Not surprisingly, the curators made room for a lot of performance-based works, many of which take experiences of pain as their substance. Viennese Actionists such as Gunter Brus and Rudolf Schwarzkogler were included, of course, as were Valie Export, Gina Pane, Stelarc, Bob Flanagan and Paul McCarthy, but, strangely, not Vito Acconci or Chris Burden. (As it happens, outdoor sculptural works by Acconci and Burden were included in Graz's wider 2003 contemporary arts festival.) The performance artists, too, were present mainly through photographic documentation. Video works on view were typically of a similarly documentary nature.

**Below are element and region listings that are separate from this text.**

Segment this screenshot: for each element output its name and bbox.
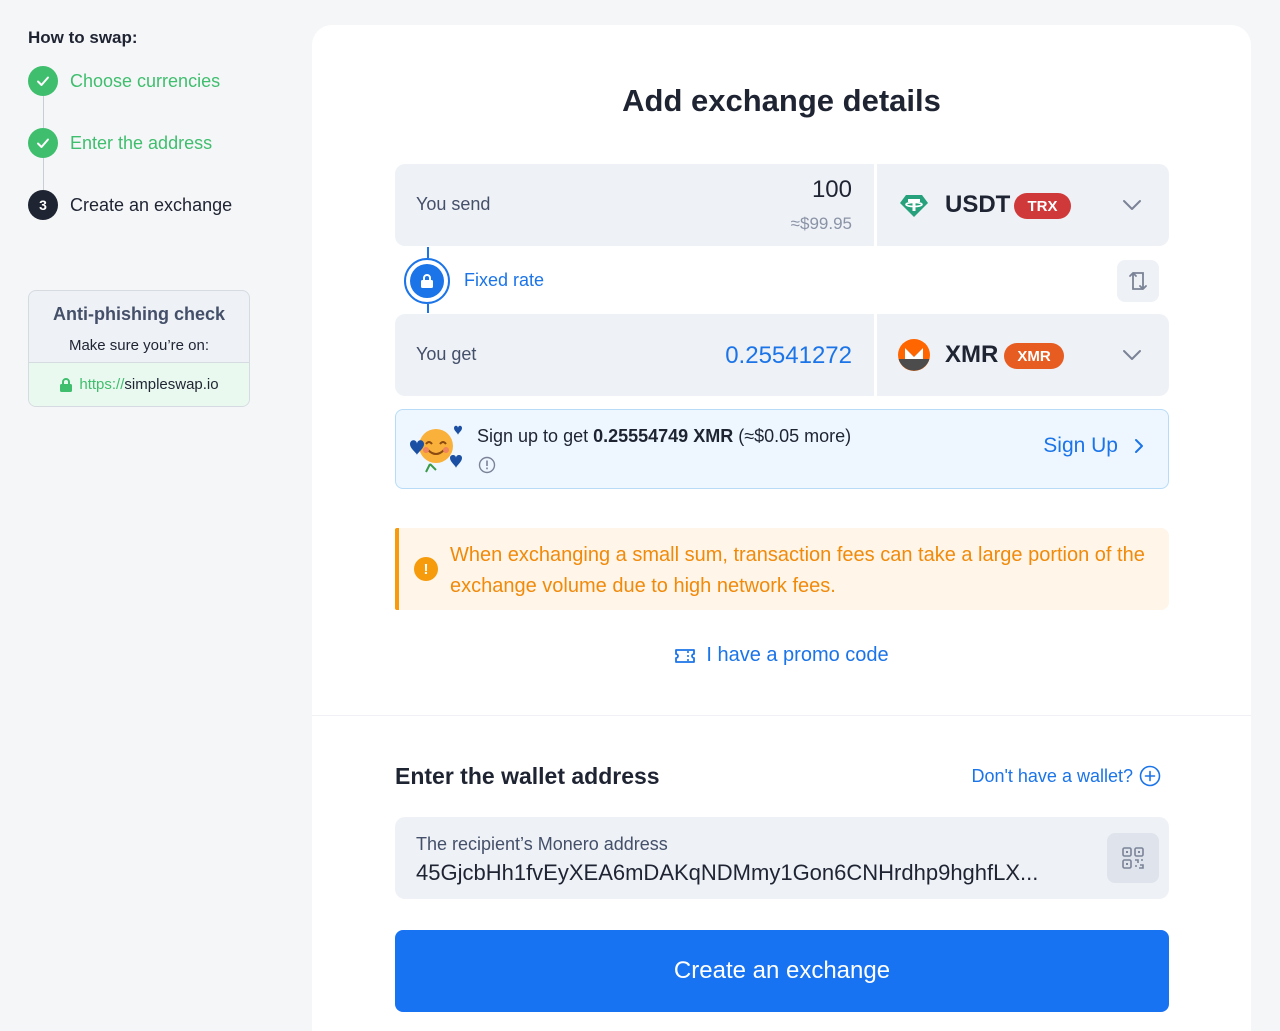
check-icon bbox=[28, 66, 58, 96]
anti-phishing-title: Anti-phishing check bbox=[52, 304, 225, 324]
qr-code-icon bbox=[1122, 847, 1144, 869]
lock-icon bbox=[410, 264, 444, 298]
send-usd-estimate: ≈$99.95 bbox=[790, 214, 852, 233]
network-badge: XMR bbox=[1004, 343, 1064, 369]
step-create-exchange: 3 Create an exchange bbox=[28, 190, 258, 220]
step-list: Choose currencies Enter the address 3 Cr… bbox=[28, 66, 258, 220]
step-connector bbox=[43, 96, 44, 128]
address-input[interactable]: 45GjcbHh1fvEyXEA6mDAKqNDMmy1Gon6CNHrdhp9… bbox=[416, 860, 1038, 886]
url-host: simpleswap.io bbox=[124, 376, 219, 393]
recipient-address-field[interactable]: The recipient’s Monero address 45GjcbHh1… bbox=[395, 817, 1169, 899]
send-currency-select[interactable]: USDT TRX bbox=[877, 164, 1169, 246]
signup-bonus-text: Sign up to get 0.25554749 XMR (≈$0.05 mo… bbox=[477, 426, 851, 447]
sign-up-label: Sign Up bbox=[1043, 434, 1118, 457]
chevron-down-icon bbox=[1121, 194, 1143, 216]
get-amount-value: 0.25541272 bbox=[725, 342, 852, 369]
info-icon[interactable] bbox=[478, 456, 496, 474]
rate-connector bbox=[427, 304, 429, 313]
create-exchange-button[interactable]: Create an exchange bbox=[395, 930, 1169, 1012]
signup-bonus-amount: 0.25554749 XMR bbox=[593, 426, 734, 446]
sidebar: How to swap: Choose currencies Enter the… bbox=[28, 28, 258, 220]
warning-text: When exchanging a small sum, transaction… bbox=[450, 544, 1145, 597]
ticket-icon bbox=[675, 648, 696, 663]
wallet-title: Enter the wallet address bbox=[395, 763, 660, 789]
rate-connector bbox=[427, 247, 429, 258]
fixed-rate-toggle[interactable] bbox=[404, 258, 450, 304]
chevron-down-icon bbox=[1121, 344, 1143, 366]
step-label: Choose currencies bbox=[70, 70, 221, 91]
smiley-hearts-icon bbox=[406, 420, 466, 474]
no-wallet-link[interactable]: Don't have a wallet? bbox=[971, 765, 1161, 787]
send-label: You send bbox=[416, 194, 491, 214]
step-enter-address: Enter the address bbox=[28, 128, 258, 158]
swap-icon bbox=[1129, 272, 1147, 290]
send-currency-code: USDT bbox=[945, 191, 1011, 218]
address-label: The recipient’s Monero address bbox=[416, 834, 668, 854]
url-protocol: https:// bbox=[79, 376, 125, 393]
step-number: 3 bbox=[28, 190, 58, 220]
check-icon bbox=[28, 128, 58, 158]
no-wallet-label: Don't have a wallet? bbox=[971, 765, 1133, 786]
monero-icon bbox=[897, 338, 931, 372]
get-currency-code: XMR bbox=[945, 341, 999, 368]
promo-code-link[interactable]: I have a promo code bbox=[312, 644, 1251, 667]
exchange-details-card: Add exchange details You send 100 ≈$99.9… bbox=[312, 25, 1251, 715]
promo-code-label: I have a promo code bbox=[706, 644, 889, 666]
send-amount-field[interactable]: You send 100 ≈$99.95 bbox=[395, 164, 874, 246]
anti-phishing-url: https://simpleswap.io bbox=[29, 362, 249, 406]
signup-bonus-banner: Sign up to get 0.25554749 XMR (≈$0.05 mo… bbox=[395, 409, 1169, 489]
swap-currencies-button[interactable] bbox=[1117, 260, 1159, 302]
signup-prefix: Sign up to get bbox=[477, 426, 594, 446]
signup-suffix: (≈$0.05 more) bbox=[733, 426, 852, 446]
step-connector bbox=[43, 158, 44, 190]
small-sum-warning: ! When exchanging a small sum, transacti… bbox=[395, 528, 1169, 610]
network-badge: TRX bbox=[1014, 193, 1071, 219]
page-title: Add exchange details bbox=[622, 83, 941, 118]
step-label: Enter the address bbox=[70, 132, 213, 153]
exclamation-icon: ! bbox=[414, 557, 438, 581]
plus-circle-icon bbox=[1139, 765, 1161, 787]
sign-up-button[interactable]: Sign Up bbox=[1043, 434, 1144, 458]
tether-icon bbox=[897, 188, 931, 222]
lock-icon bbox=[59, 377, 73, 393]
scan-qr-button[interactable] bbox=[1107, 833, 1159, 883]
chevron-right-icon bbox=[1135, 439, 1143, 453]
anti-phishing-check: Anti-phishing check Make sure you’re on:… bbox=[28, 290, 250, 407]
fixed-rate-label[interactable]: Fixed rate bbox=[464, 270, 544, 291]
how-to-swap-title: How to swap: bbox=[28, 28, 138, 47]
step-label: Create an exchange bbox=[70, 194, 233, 215]
get-label: You get bbox=[416, 344, 477, 364]
anti-phishing-subtitle: Make sure you’re on: bbox=[68, 337, 210, 354]
wallet-section: Enter the wallet address Don't have a wa… bbox=[312, 715, 1251, 1031]
send-amount-input[interactable]: 100 bbox=[812, 176, 852, 204]
step-choose-currencies: Choose currencies bbox=[28, 66, 258, 96]
get-currency-select[interactable]: XMR XMR bbox=[877, 314, 1169, 396]
get-amount-field: You get 0.25541272 bbox=[395, 314, 874, 396]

The camera doesn't fantasize, even if those who pose for it do. The draftsman's hand, by contrast, can only invent. The other side of the exhibition consisted of a large quantity of drawings and prints, ranging from the "classics" of the genre by fin de siecle illustrators Franz von Bayros, Aubrey Beardsley and Felicien Rops, to more recent manifestations such as Tom of Finland's pencil drawings or the comics of Guido Crepax and Tomi Ungerer--all works, incidentally, at a considerable remove from anything resembling a modernist mainstream, and often essentially subcultural. One should also mention the visual art works of litterateur's, like the grand-scale color pencil drawings, based on his own novels, by Pierre Klossowski; the drawings of Heinrich Mann (his novel Professor Unrat was the basis of the film The Blue Angel), of which I had not previously been aware; or the writer Bruno Schulz's drawings and prints. For various reasons, these works, too, are distant from pictorial modernism.